State PSC OKs Duke Energy Kentucky to deploy smart meters; some customers may opt out

The Kentucky Public Service Commission (PSC) has approved a request by Duke Energy Kentucky to begin a system-wide replacement of old electric and natural gas meters with advanced meters that can be read remotely.

Under an agreement Duke Kentucky reached with the Kentucky Office of Attorney General, customers who do not wish to receive an Advanced Metering Infrastructure (AMI or “smart”) electric meter would be able to opt out and continue using a manually read meter.

Duke Kentucky has about 143,000 electric customers in Boone, Campbell, Kenton, Grant and Pendleton counties. About 82,500 of those customers also receive natural gas service from Duke Kentucky. An additional 20,500 customers, including some in Bracken and Gallatin counties, receive only gas service.

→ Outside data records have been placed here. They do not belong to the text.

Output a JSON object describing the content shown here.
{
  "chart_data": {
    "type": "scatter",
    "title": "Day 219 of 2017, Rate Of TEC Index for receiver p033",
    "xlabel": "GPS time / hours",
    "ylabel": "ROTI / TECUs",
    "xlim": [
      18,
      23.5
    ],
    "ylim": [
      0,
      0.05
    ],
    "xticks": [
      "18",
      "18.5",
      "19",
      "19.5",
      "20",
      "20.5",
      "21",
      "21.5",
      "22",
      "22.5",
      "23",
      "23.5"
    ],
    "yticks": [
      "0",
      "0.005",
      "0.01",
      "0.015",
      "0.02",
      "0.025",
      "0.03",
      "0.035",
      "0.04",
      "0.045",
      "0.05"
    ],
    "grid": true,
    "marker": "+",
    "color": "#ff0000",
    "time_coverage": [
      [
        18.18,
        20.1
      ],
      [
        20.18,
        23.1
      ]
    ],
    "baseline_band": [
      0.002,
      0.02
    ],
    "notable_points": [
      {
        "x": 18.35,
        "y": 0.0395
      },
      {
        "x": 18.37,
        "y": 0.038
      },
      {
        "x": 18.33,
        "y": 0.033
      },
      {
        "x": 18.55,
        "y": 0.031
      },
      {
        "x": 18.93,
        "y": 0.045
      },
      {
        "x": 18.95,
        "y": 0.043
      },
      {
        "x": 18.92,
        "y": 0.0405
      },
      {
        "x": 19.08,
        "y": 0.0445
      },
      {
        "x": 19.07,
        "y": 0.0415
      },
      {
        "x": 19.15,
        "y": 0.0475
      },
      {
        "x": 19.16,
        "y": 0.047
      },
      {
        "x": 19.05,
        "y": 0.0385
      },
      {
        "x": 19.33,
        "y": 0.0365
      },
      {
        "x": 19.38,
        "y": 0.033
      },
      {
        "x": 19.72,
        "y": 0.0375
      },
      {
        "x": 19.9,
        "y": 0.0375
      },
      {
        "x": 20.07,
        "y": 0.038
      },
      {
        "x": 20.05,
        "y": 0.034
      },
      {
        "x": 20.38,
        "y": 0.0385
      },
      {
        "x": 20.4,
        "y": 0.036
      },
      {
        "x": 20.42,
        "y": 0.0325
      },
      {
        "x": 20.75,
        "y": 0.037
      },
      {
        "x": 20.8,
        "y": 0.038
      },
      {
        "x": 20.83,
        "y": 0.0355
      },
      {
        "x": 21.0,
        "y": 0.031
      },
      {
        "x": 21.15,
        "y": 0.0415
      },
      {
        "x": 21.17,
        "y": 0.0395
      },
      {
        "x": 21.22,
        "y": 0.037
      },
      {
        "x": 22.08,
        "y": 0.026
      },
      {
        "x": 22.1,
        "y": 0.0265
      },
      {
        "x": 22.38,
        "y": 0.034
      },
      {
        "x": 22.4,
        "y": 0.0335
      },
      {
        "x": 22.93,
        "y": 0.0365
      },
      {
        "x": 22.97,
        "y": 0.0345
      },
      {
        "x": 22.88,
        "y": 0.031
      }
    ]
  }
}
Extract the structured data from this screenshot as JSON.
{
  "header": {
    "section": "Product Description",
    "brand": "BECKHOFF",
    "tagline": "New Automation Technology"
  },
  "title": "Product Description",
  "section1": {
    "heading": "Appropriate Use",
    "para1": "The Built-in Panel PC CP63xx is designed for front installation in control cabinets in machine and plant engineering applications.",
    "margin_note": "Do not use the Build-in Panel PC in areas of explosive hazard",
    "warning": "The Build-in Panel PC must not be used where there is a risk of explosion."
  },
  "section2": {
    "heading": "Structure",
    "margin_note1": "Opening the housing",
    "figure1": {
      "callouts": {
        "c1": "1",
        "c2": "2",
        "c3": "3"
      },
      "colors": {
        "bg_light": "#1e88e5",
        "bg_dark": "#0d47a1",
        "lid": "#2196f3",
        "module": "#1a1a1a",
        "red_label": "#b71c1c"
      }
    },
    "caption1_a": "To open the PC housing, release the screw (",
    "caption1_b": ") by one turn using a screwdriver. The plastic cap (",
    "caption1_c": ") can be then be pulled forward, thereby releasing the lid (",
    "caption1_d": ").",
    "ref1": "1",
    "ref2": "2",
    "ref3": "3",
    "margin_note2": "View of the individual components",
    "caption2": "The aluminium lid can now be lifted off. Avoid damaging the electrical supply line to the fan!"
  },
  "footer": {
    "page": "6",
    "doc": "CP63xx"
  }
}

The new meters will replace not only old analog mechanical meters, but also first-generation smart meters deployed in past years by Duke Kentucky as part of a pilot project.

Those meters communicated with a central office using signals sent on power lines, a system that Duke Kentucky said had technical limitations. The new meters use radio transmitters.

Customers will receive new meters based on the type of service they have:

— Electric-only customers will receive a smart meter.
— Combined electric and gas customers will receive a smart electric meter and a module on their gas meter that will transmit information to the electric meter.
— Gas-only customers will receive an Automated Meter Reading (AMR) meter that will communicate usage data only when prompted by a meter reading device.
— A customer who does not wish to receive an operational smart meter may opt out of the program and pay a $25 monthly charge to cover the cost of having the electric meter read manually. There is a $100 one-time fee for customers who opt out after receiving a smart meter.

The fee will be waived for customers who notify Duke Kentucky of their decision to opt out before the smart meters are deployed.

The opt-out provision does not apply to gas-only customers receiving an AMR meter.

In its application, Duke Kentucky listed a number of advantages to installing smart meters throughout its system. They include:

— No longer having to enter customer property to read the 50,000 analog meters located inside customer premises.
— The ability to remotely disconnect and reconnect service, eliminating the need for customers to schedule a service appointment. — Customers who are disconnected for non-payment would have service restored almost immediately upon paying their bill.
— Enable customers to choose their monthly bill due date or to participate in a prepay program.
— Provide customers with more detailed information about their usage.
— Improve outage restoration by gathering more detailed outage information from the smart meter.
— Eventually save customers money by reducing costs for meter reading and service calls.

Under the agreement reached with the Kentucky Office of Attorney General, Duke Kentucky will track the costs and benefits of the smart metering system separately, and will not seek to reflect the costs and benefits in its rates until it next files for an adjustment to base rates.

Duke Kentucky expects to file for an adjustment to electric rates before the end of 2019.

The PSC accepted the settlement reached by Duke Kentucky and the Attorney General with the exception of some provisions related to natural gas meters. The PSC rejected a provision to allow Duke Kentucky to begin tracking costs and benefits of the natural gas portion of the program and reflecting those in rates.

As with the smart electric meters, Duke Kentucky should reflect the costs and benefits of the natural gas meters in its next natural gas base rate case adjustment filing, the PSC said.

The PSC conducted an evidentiary hearing in the case on Dec. 8, 2016.

The order, a video of the hearing, and other records in the case are available on the PSC website, psc.ky.gov. The case number is 2016-00152.